Solid-State Emission Enhancement via Molecular Engineering of Benzofuran Derivatives

A series of linear benzo­furan derivatives consisting of either a vinylene or a cyano­vinylene were prepared in order to investigate their emission properties. The X-ray crystallography of structurally similar derivatives was also evaluated. The crystalline structures of the vinylene derivatives showed only lateral contacts that involved the benzo­furans and no π-stacking. In contrast, π-stacking was observed for the bisbenzo­furan and benzo­furan-phenyl cyano­vinylene derivatives. No inter­molecular π–π stacking was observed for the extended cyano­vinylene structures. Inter­molecular bonding between the nitrile and a furan atom was found. The fluorescence quantum yields (Φfl) of the vinylene derivatives were consistently high (>50%) in both solution and the crystal state.
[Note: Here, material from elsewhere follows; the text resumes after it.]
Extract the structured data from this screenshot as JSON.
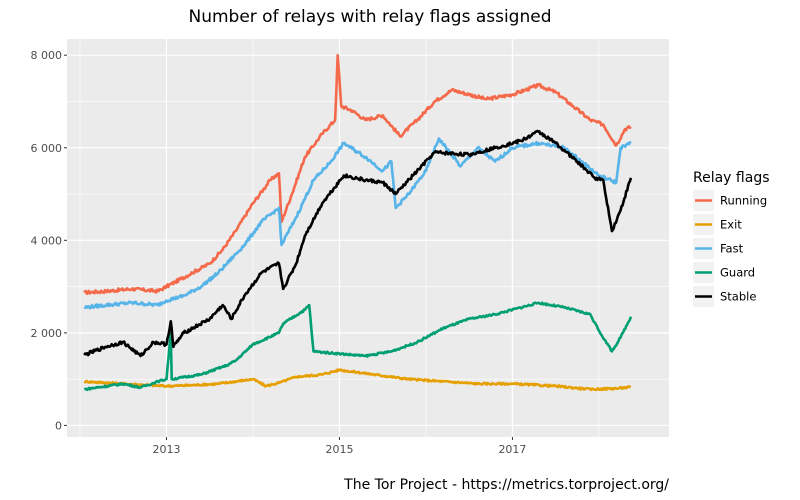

The exception was the benzo­furan-furan-vinylene-phenyl, the Φfl of which was <10% when in the solid state. The cyano­vinylene counterparts emitted weakly in solution (Φfl < 2%). Their luminogenic property was demonstrated with a ca. 15-fold increase in emission in the solid state. A 6-fold emission enhancement was also found when they were aggregated in a 90 vol% methanol/water mixture. The solid-state emission enhancement of the cyano­vinylene benzo­furans was in part attributable to inter­molecular contacts that suppressed excited-state deactivation by molecular motion.